County unveils reduced wish list

Ruppersberger pares request for funds from state to $24.6 million

Schools, jail top budget

January 08, 2002|By Andrew A. Green | Andrew A. Green,SUN STAFF

Baltimore County Executive C.A. Dutch Ruppersberger, who prides himself on asking Annapolis only for what the county needs and getting what he asks for, unveiled a drastically pared-down legislative wish list yesterday, featuring modest funding requests for school renovations and the Towson jail expansion.

This year's request includes $18 million for school renovations, the same amount as last year; $5 million to expand the Towson jail; $850,000 for the Odyssey School, which serves children with language learning problems, to move to Green Spring Valley; and $750,000 to help relocate Irvine Nature Center.

The requests total $24.6 million, down from $40.2 million a year ago and $70.6 million the year before that.

Ruppersberger said the pared-down request is an acknowledgement that with the economic downturn, the state doesn't have the money it used to for capital projects, and even if it did, the county couldn't provide as much in matching funds as it once did.

Furthermore, Ruppersberger said, many of the projects funded in previous years are still in the works.

"This next county executive is going to be cutting ribbons for years to come," he said.

Sen. Michael J. Collins, an Essex Democrat who is chairman of the county's state Senate delegation, said he wished Ruppersberger were asking for more money, though he acknowledged that without knowing the county's precise financial situation, he doesn't know whether it could afford to match additional state funds.

"I'm disappointed they're not asking for more, just because there are so many unmet needs in the schools and so much that needs to be done," he said. "I'm not convinced that they're asking for enough, but I'm not the fiscal manager of the county."

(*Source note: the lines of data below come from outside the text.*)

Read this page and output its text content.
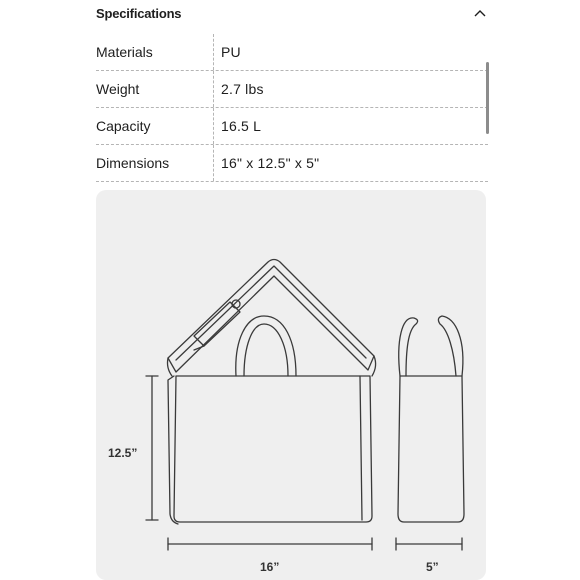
Specifications
Materials	PU
Weight	2.7 lbs
Capacity	16.5 L
Dimensions	16" x 12.5" x 5"
12.5”
16”	5”
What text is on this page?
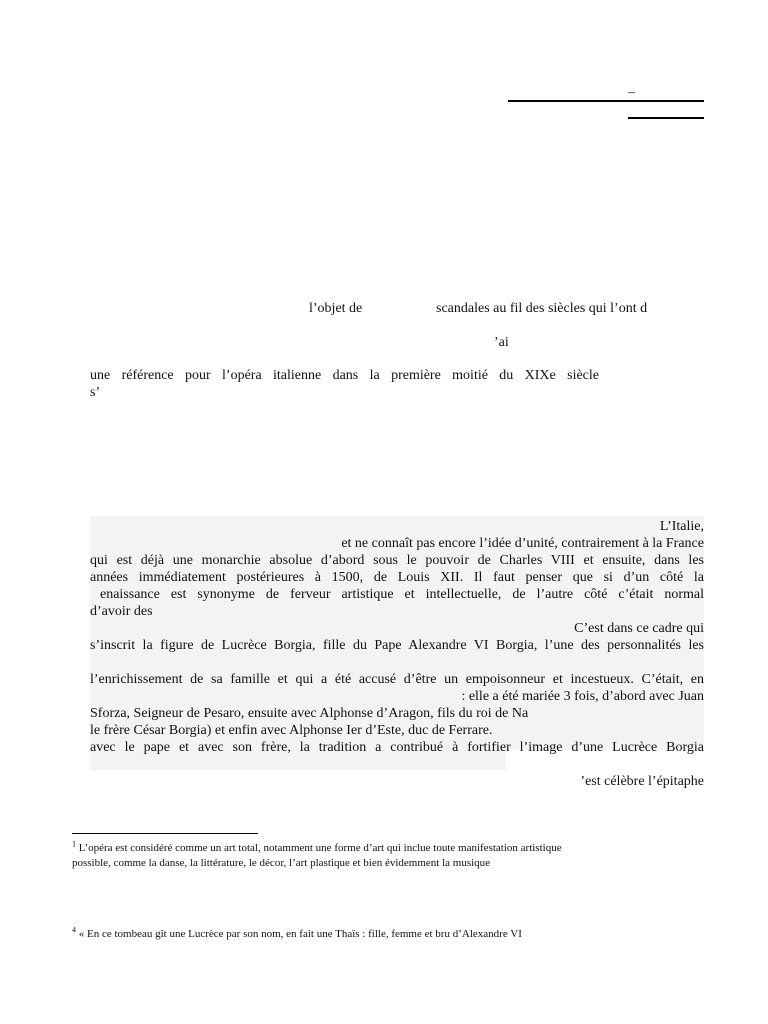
–
l’objet de	scandales au fil des siècles qui l’ont d
’ai
une référence pour l’opéra italienne dans la première moitié du XIXe siècle
s’
L’Italie,
et ne connaît pas encore l’idée d’unité, contrairement à la France
qui est déjà une monarchie absolue d’abord sous le pouvoir de Charles VIII et ensuite, dans les
années immédiatement postérieures à 1500, de Louis XII. Il faut penser que si d’un côté la
enaissance est synonyme de ferveur artistique et intellectuelle, de l’autre côté c’était normal
d’avoir des
C’est dans ce cadre qui
s’inscrit la figure de Lucrèce Borgia, fille du Pape Alexandre VI Borgia, l’une des personnalités les
l’enrichissement de sa famille et qui a été accusé d’être un empoisonneur et incestueux. C’était, en
: elle a été mariée 3 fois, d’abord avec Juan
Sforza, Seigneur de Pesaro, ensuite avec Alphonse d’Aragon, fils du roi de Na
le frère César Borgia) et enfin avec Alphonse Ier d’Este, duc de Ferrare.
avec le pape et avec son frère, la tradition a contribué à fortifier l’image d’une Lucrèce Borgia
’est célèbre l’épitaphe
$^1$ L’opéra est considéré comme un art total, notamment une forme d’art qui inclue toute manifestation artistique
possible, comme la danse, la littérature, le décor, l’art plastique et bien évidemment la musique
$^4$ « En ce tombeau gît une Lucrèce par son nom, en fait une Thaïs : fille, femme et bru d’Alexandre VI
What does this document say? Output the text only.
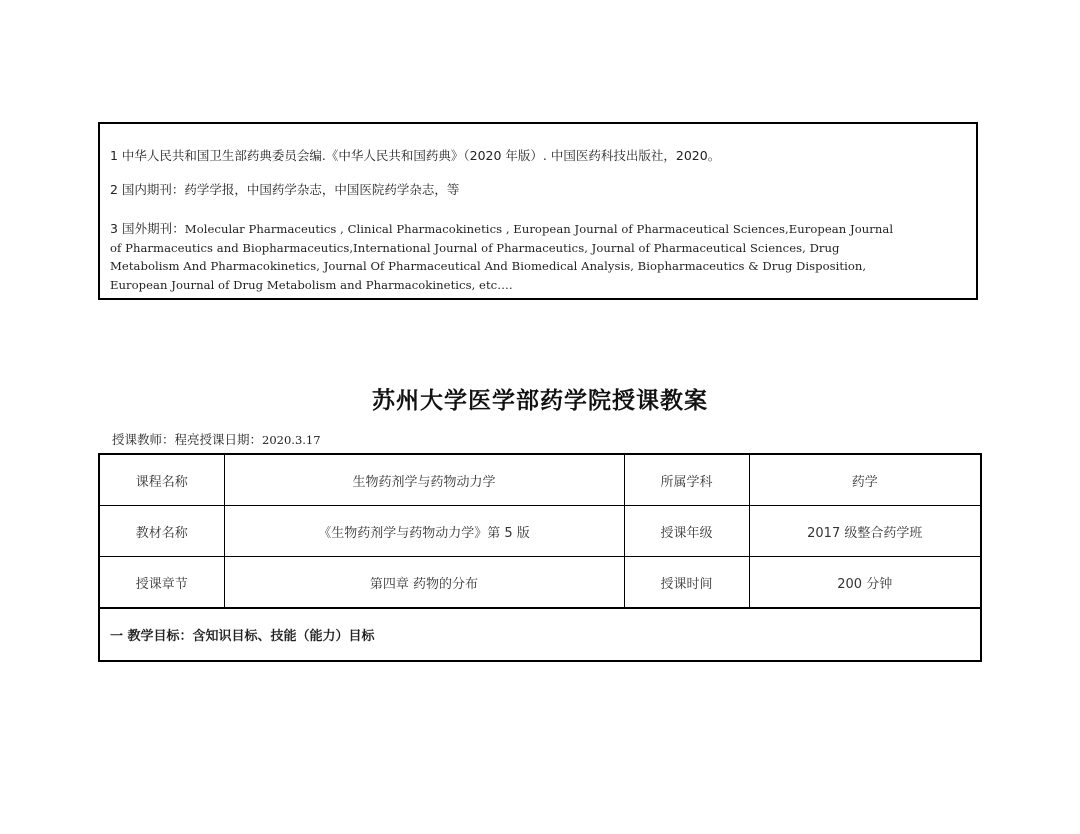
1 中华人民共和国卫生部药典委员会编.《中华人民共和国药典》（2020 年版）. 中国医药科技出版社，2020。
2 国内期刊：药学学报，中国药学杂志，中国医院药学杂志，等
3 国外期刊：Molecular Pharmaceutics , Clinical Pharmacokinetics , European Journal of Pharmaceutical Sciences,European Journal
of Pharmaceutics and Biopharmaceutics,International Journal of Pharmaceutics, Journal of Pharmaceutical Sciences, Drug
Metabolism And Pharmacokinetics, Journal Of Pharmaceutical And Biomedical Analysis, Biopharmaceutics & Drug Disposition,
European Journal of Drug Metabolism and Pharmacokinetics, etc….
苏州大学医学部药学院授课教案
授课教师：程亮授课日期：2020.3.17
课程名称	生物药剂学与药物动力学	所属学科	药学
教材名称	《生物药剂学与药物动力学》第 5 版	授课年级	2017 级整合药学班
授课章节	第四章 药物的分布	授课时间	200 分钟
一 教学目标：含知识目标、技能（能力）目标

The school funds would cap a half-billion-dollar series of renovation projects undertaken during Ruppersberger's administration. The executive said the funds will be enough to finish work on the 94 elementary schools deemed in need of repair and to begin on the middle schools.

Charles A. Herndon III, spokesman for the Baltimore County schools, said the school system will support Ruppersberger's proposal. "The county executive has proven himself to be very generous in terms of funding school construction and going to bat for the schools," he said.

The county will eventually need $36 million in state funds for expansion of the Baltimore County Detention Center in Towson, but at the governor's behest, it is phasing in its request over the next three years, said Patrick H. Roddy, the county's chief lobbyist for the General Assembly. As a result, he said, the project will appear on the state's five-year capital plan for the first time.

Opponents of the expansion are targeting the state funding in a last-ditch effort to derail the project. Although the county has said it will put up all $72 million of the expansion cost if necessary, opponents hope that by cutting off state funds, they can at least delay the project for a year, until a new executive takes over.

Collins said the county's senatorial delegation will meet with opponents of the project this month.

Ruppersberger also proposed policy legislation, linked to the terrorist attacks of Sept. 11, that is designed to help county and state health officials respond to bioterrorism. The bill defines what constitutes a "catastrophic health event" and enumerates health officials' powers to restrict travel, require testing or vaccination, and gain access to medical equipment and facilities.